Tesco used more than 59,000 tonnes of palm oil in its own label products across its global operations last year, latest figures show.
The volume is up 50% on its 2017 reported figure of 38,500 tonnes, according to stats published by the Roundtable on Sustainable Palm Oil.
The supermarket said it had only recently concluded a review of the palm oil used in its products globally. So while the 2017 figure reflected UK volumes and some international business, the 2018 figure showed the palm oil footprint of the entire Tesco group - including its international businesses and Booker, which it acquired last year.

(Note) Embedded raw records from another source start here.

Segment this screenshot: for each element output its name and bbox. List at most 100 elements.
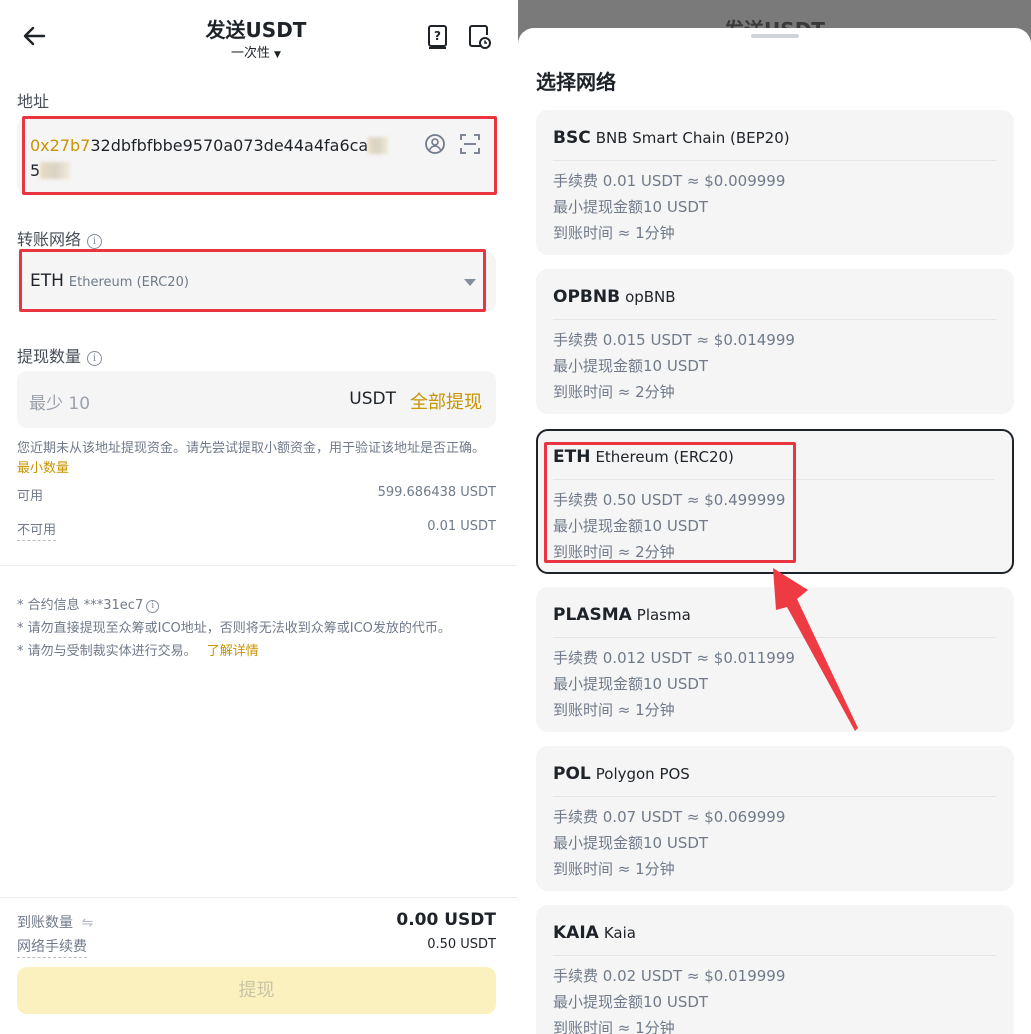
network-code: BSC <box>553 128 591 148</box>
available-value: 599.686438 USDT <box>377 485 496 500</box>
network-name: opBNB <box>625 288 676 306</box>
network-min: 最小提现金额10 USDT <box>553 993 709 1011</box>
footer-divider <box>0 897 517 898</box>
network-card-title: BSC BNB Smart Chain (BEP20) <box>553 128 790 148</box>
min-amount-link[interactable]: 最小数量 <box>17 461 69 476</box>
scan-qr-icon[interactable] <box>459 133 481 155</box>
divider <box>553 479 994 480</box>
network-time: 到账时间 ≈ 2分钟 <box>553 543 675 561</box>
network-code: KAIA <box>553 923 599 943</box>
network-card-pol[interactable]: POL Polygon POS 手续费 0.07 USDT ≈ $0.069999… <box>536 746 1014 891</box>
tip-sanction: * 请勿与受制裁实体进行交易。 了解详情 <box>17 640 259 659</box>
divider <box>553 160 996 161</box>
network-name: Plasma <box>636 606 691 624</box>
network-min: 最小提现金额10 USDT <box>553 357 709 375</box>
network-name: BNB Smart Chain (BEP20) <box>595 129 790 147</box>
redacted-blur <box>368 137 389 154</box>
tip-contract: * 合约信息 ***31ec7 i <box>17 594 160 613</box>
network-time: 到账时间 ≈ 1分钟 <box>553 224 675 242</box>
address-label: 地址 <box>17 92 50 111</box>
network-name: Polygon POS <box>595 765 690 783</box>
network-code: ETH <box>30 271 64 291</box>
receive-amount-value: 0.00 USDT <box>396 910 496 930</box>
network-card-kaia[interactable]: KAIA Kaia 手续费 0.02 USDT ≈ $0.019999 最小提现金… <box>536 905 1014 1034</box>
verification-note: 您近期未从该地址提现资金。请先尝试提取小额资金，用于验证该地址是否正确。最小数量 <box>17 439 487 479</box>
network-time: 到账时间 ≈ 1分钟 <box>553 860 675 878</box>
info-icon[interactable]: i <box>87 351 103 366</box>
amount-input[interactable]: 最少 10 USDT 全部提现 <box>17 371 496 428</box>
network-time: 到账时间 ≈ 2分钟 <box>553 383 675 401</box>
address-book-icon[interactable] <box>424 133 446 155</box>
network-fee: 手续费 0.015 USDT ≈ $0.014999 <box>553 331 795 349</box>
redacted-blur <box>40 162 71 179</box>
network-min: 最小提现金额10 USDT <box>553 198 709 216</box>
divider <box>553 319 996 320</box>
network-code: POL <box>553 764 591 784</box>
unavailable-value: 0.01 USDT <box>427 519 496 534</box>
info-icon[interactable]: i <box>146 600 160 613</box>
amount-unit: USDT <box>349 389 396 409</box>
fee-label-wrap: 网络手续费 <box>17 936 87 958</box>
info-icon[interactable]: i <box>87 234 103 249</box>
network-min: 最小提现金额10 USDT <box>553 834 709 852</box>
network-label-text: 转账网络 <box>17 230 82 249</box>
network-fee: 手续费 0.02 USDT ≈ $0.019999 <box>553 967 786 985</box>
network-picker-screen: 发送USDT 选择网络 BSCBNB Smart Chain (BEP20) 手… <box>518 0 1031 1034</box>
address-line2: 5 <box>30 161 41 180</box>
history-record-icon[interactable] <box>468 24 492 50</box>
send-usdt-screen: 发送USDT 一次性 ▼ ? 地址 0x27b732dbfbfbbe9570a07… <box>0 0 517 1034</box>
network-card-opbnb[interactable]: OPBNB opBNB 手续费 0.015 USDT ≈ $0.014999 最小… <box>536 269 1014 414</box>
unavailable-label[interactable]: 不可用 <box>17 523 57 541</box>
network-label: 转账网络 i <box>17 226 103 250</box>
withdraw-all-button[interactable]: 全部提现 <box>410 388 482 414</box>
address-field[interactable]: 0x27b732dbfbfbbe9570a073de44a4fa6ca 5 <box>17 117 496 195</box>
learn-more-link[interactable]: 了解详情 <box>207 644 259 659</box>
network-min: 最小提现金额10 USDT <box>553 517 709 535</box>
network-fee-label[interactable]: 网络手续费 <box>17 939 87 958</box>
network-code: ETH <box>553 447 591 467</box>
address-body: 32dbfbfbbe9570a073de44a4fa6ca <box>90 136 369 155</box>
receive-label-text: 到账数量 <box>17 915 73 931</box>
network-card-title: OPBNB opBNB <box>553 287 676 307</box>
dropdown-caret-icon <box>464 279 476 286</box>
swap-arrows-icon[interactable]: ⇋ <box>81 915 93 931</box>
tip-sanction-text: * 请勿与受制裁实体进行交易。 <box>17 644 197 659</box>
sheet-grabber[interactable] <box>751 34 799 38</box>
divider <box>553 637 996 638</box>
available-label: 可用 <box>17 489 44 504</box>
network-fee-value: 0.50 USDT <box>427 937 496 952</box>
network-card-title: ETH Ethereum (ERC20) <box>553 447 734 467</box>
caret-down-icon: ▼ <box>274 50 281 60</box>
network-fee: 手续费 0.012 USDT ≈ $0.011999 <box>553 649 795 667</box>
network-time: 到账时间 ≈ 1分钟 <box>553 1019 675 1034</box>
divider <box>553 955 996 956</box>
amount-placeholder: 最少 10 <box>29 394 91 414</box>
network-time: 到账时间 ≈ 1分钟 <box>553 701 675 719</box>
network-name: Kaia <box>603 924 636 942</box>
sheet-title: 选择网络 <box>536 70 616 94</box>
withdraw-button[interactable]: 提现 <box>17 967 496 1014</box>
network-fee: 手续费 0.01 USDT ≈ $0.009999 <box>553 172 786 190</box>
network-sheet: 选择网络 BSC BNB Smart Chain (BEP20) 手续费 0.01… <box>518 28 1031 1034</box>
network-card-eth[interactable]: ETH Ethereum (ERC20) 手续费 0.50 USDT ≈ $0.4… <box>536 429 1014 574</box>
network-code: PLASMA <box>553 605 632 625</box>
network-full-name: Ethereum (ERC20) <box>68 275 189 290</box>
address-prefix: 0x27b7 <box>30 136 91 155</box>
divider <box>553 796 996 797</box>
withdraw-mode-label: 一次性 <box>231 46 271 61</box>
network-fee: 手续费 0.50 USDT ≈ $0.499999 <box>553 491 786 509</box>
available-row: 可用 599.686438 USDT <box>17 485 496 504</box>
amount-label: 提现数量 i <box>17 343 103 367</box>
network-card-title: PLASMA Plasma <box>553 605 691 625</box>
tip-ico: * 请勿直接提现至众筹或ICO地址，否则将无法收到众筹或ICO发放的代币。 <box>17 621 451 636</box>
network-card-title: POL Polygon POS <box>553 764 690 784</box>
receive-amount-label: 到账数量 ⇋ <box>17 912 93 932</box>
help-book-icon[interactable]: ? <box>426 24 450 50</box>
network-card-plasma[interactable]: PLASMA Plasma 手续费 0.012 USDT ≈ $0.011999 … <box>536 587 1014 732</box>
network-selector[interactable]: ETH Ethereum (ERC20) <box>17 252 496 312</box>
amount-label-text: 提现数量 <box>17 347 82 366</box>
network-min: 最小提现金额10 USDT <box>553 675 709 693</box>
divider <box>0 565 517 566</box>
network-name: Ethereum (ERC20) <box>595 448 734 466</box>
network-card-bsc[interactable]: BSC BNB Smart Chain (BEP20) 手续费 0.01 USDT… <box>536 110 1014 255</box>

Three-quarters of the palm oil in Tesco own brand products is now responsibly certified by the RSPO, leaving about 14,000 tonnes grown by potentially unsustainable suppliers, the figures suggest. Tesco said it aimed to use 100% certified sustainable palm oil across the group by 2020.
Sainsbury’s also reported higher volumes of palm oil in its own-brand products last year. It used 14,900 tonnes in 2018, RSPO figures show, compared with 11,400 tonnes in 2017. The supermarket attributed the growth to its acquisition of Argos in April 2016.
In contrast, Morrisons cut the use of palm oil in its products by more than half. It declined to comment. The release of the new figures comes as Greenpeace this week claimed even sustainably branded palm oil was a misleading concept, after finding evidence RSPO members were linked to a series of Indonesian forest fires this year.
Greenpeace UK head of forests Richard George said the amount of palm oil used by UK supermarkets was “unacceptable”.
“To save Indonesia’s rainforests, companies like Tesco need to use less palm oil and make sure every drop comes from responsible growers that are protecting forests,” he said.
Richard Walker, MD of Iceland Foods - which has pledged to remove palm oil entirely from its own label products - said better transparency and auditing meant supermarkets were “beginning to understand their consumption better”.
It was “down to each retailer to make their own ethical decision” on palm oil, he added, though he stressed grocery still needed to reduce its reliance on it. “A little bit of sustainable palm oil in a few products would be fine. But it’s become the vegetable oil of default because it’s cheap and high-yielding. As a result the pendulum has swung and we’ve gone all-in to palm oil, whereas we need to be a bit more diverse and balanced.”
RSPO rejected Greenpeace’s claims, arguing the NGO had “misunderstood the methods and tools” it used to monitor members’ production methods.